Il "vaffanculo" del ministro Sacconi alla festa CISL

L'ha detto sottovoce, ma il microfono era troppo vicino. Alla festa nazionale della Cisl, a Levico (Trento), è risuonato seppur a 'basso volume' il "vaffanculo" di Maurizio Sacconi.

Il ministro del lavoro stava difendendo le mosse del governo Berlusconi e accusando le toghe politicizzate, quando dalla platea è giunto qualche fischio. Poi la parolaccia. "Può darsi che l'abbia pensata", dirà dopo Sacconi, che incalzato dai giornalisti ammette: "Dipende, dipende da a chi era rivolto", forse a "quelle cinque persone venute per ascoltare Di Pietro". Non alla Cisl "con cui non mi arrabbio mai".
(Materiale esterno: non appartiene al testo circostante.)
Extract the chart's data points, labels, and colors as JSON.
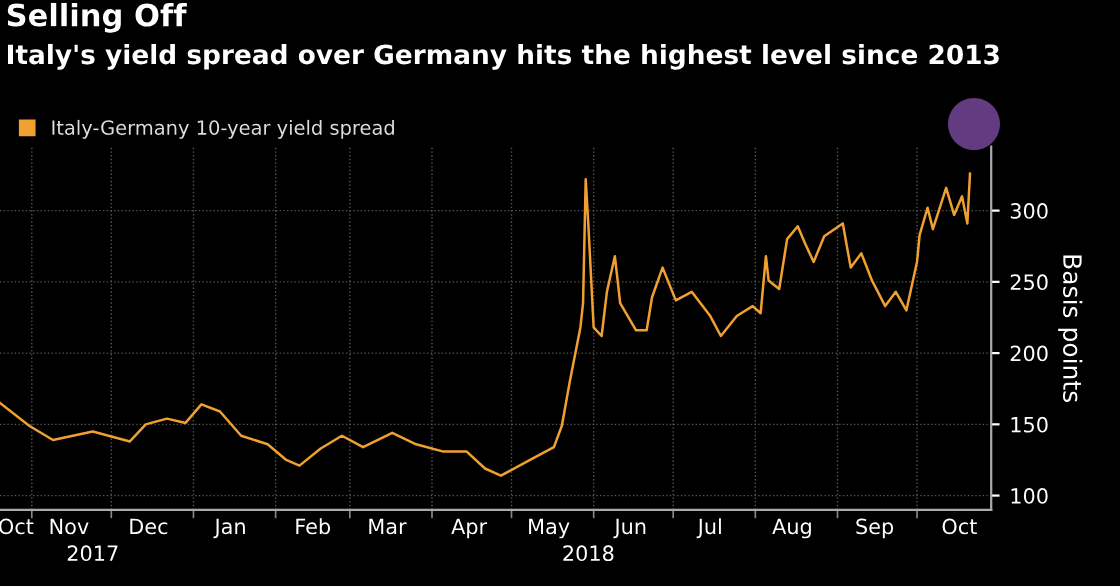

Il segretario generale della CISL Raffaele Bonanni dà poco peso all'accaduto: "Non sarà certo questo episodio spiacevole e isolato a modificare la stima che nutriamo per il ministro Maurizio Sacconi. Quattro fischi non rappresentano certo la stragrande opinione degli iscritti della Cisl. Mi dispiace molto per l'amico Sacconi, credo che non si debba strumentalizzare politicamente quanto è accaduto oggi pomeriggio".
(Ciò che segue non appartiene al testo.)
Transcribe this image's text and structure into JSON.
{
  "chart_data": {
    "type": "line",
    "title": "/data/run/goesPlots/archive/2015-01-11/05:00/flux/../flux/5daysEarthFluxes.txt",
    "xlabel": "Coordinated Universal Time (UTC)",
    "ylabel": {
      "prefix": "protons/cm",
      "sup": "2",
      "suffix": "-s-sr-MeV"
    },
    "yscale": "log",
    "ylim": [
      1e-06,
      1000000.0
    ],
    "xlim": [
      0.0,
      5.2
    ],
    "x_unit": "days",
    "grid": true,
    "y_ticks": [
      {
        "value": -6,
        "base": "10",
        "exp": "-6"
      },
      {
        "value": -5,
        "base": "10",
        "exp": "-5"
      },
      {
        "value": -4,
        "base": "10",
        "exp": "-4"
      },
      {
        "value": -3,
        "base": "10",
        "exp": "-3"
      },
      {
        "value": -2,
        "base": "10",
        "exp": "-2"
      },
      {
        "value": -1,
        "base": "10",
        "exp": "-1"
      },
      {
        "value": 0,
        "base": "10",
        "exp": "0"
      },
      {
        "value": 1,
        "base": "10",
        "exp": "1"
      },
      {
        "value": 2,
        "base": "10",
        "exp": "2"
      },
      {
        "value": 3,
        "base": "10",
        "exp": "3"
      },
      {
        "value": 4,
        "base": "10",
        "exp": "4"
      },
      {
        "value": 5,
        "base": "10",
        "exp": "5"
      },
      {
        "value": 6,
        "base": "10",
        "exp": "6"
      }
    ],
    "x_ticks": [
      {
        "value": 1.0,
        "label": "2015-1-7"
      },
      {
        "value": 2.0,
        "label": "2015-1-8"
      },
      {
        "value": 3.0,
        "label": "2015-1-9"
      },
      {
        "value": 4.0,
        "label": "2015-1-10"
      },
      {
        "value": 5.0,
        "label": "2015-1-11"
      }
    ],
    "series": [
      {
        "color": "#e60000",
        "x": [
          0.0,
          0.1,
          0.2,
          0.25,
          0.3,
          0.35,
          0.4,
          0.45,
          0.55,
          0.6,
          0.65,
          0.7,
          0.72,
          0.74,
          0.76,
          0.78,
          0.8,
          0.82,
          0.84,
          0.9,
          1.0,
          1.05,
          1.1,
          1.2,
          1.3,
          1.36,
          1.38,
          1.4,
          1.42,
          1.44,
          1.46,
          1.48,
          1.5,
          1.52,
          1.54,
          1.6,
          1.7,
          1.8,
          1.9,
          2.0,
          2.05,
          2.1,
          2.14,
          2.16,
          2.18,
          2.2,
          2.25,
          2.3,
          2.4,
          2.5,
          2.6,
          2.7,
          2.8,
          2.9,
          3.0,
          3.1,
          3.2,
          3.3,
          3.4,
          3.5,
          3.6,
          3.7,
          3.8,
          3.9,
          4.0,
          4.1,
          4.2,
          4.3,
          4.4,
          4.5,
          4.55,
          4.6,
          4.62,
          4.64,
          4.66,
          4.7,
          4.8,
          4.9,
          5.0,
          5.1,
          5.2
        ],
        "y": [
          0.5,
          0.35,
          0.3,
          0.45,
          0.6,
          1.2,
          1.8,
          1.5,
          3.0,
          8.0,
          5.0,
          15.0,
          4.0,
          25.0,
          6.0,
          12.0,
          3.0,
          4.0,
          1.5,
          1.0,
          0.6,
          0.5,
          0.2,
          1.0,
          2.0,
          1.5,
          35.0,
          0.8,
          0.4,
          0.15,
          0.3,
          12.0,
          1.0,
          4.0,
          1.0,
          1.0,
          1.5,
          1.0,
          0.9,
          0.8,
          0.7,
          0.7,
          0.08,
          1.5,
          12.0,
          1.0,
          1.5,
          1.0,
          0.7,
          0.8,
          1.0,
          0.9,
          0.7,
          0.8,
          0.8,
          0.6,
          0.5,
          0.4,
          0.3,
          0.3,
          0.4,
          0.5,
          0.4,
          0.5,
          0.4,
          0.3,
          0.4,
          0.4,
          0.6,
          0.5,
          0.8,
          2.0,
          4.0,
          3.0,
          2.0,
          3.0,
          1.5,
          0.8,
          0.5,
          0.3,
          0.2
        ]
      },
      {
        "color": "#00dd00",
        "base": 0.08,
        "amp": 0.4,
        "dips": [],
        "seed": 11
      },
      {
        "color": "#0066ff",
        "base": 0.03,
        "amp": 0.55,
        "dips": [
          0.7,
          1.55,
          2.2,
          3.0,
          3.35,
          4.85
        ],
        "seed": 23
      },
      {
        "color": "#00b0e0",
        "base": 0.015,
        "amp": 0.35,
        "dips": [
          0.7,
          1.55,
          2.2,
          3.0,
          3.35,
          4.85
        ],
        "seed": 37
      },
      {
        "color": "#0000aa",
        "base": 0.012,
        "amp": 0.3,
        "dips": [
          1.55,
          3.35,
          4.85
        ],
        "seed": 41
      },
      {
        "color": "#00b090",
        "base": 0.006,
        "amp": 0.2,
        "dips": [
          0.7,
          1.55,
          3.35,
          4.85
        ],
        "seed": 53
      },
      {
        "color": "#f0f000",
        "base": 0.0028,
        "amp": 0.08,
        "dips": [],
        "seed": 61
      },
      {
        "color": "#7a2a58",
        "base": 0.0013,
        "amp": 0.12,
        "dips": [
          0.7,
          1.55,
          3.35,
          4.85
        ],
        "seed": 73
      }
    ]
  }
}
Poi Sacconi, ospite di "In mezz'ora", ha provato a motivare il senso di quella parola: "Era rivolta all'incursione di un giocatore improprio, ovvero una parte, minoritaria, della magistratura politicizzata. Voglio mettere la mano sul fuoco sul fatto che c'è un aggressione che ha carattere politico e che è ancora più grave in un paese che sembra avere un'unica chance per arrestare il suo declino. La mia rabbia di ieri era riferita a questo: stiamo prendendo decisioni molto importanti, abbiamo bisogno di completare quel discorso. Non sarà facile portare l'Italia fuori dal declino, ma è la nostra intenzione".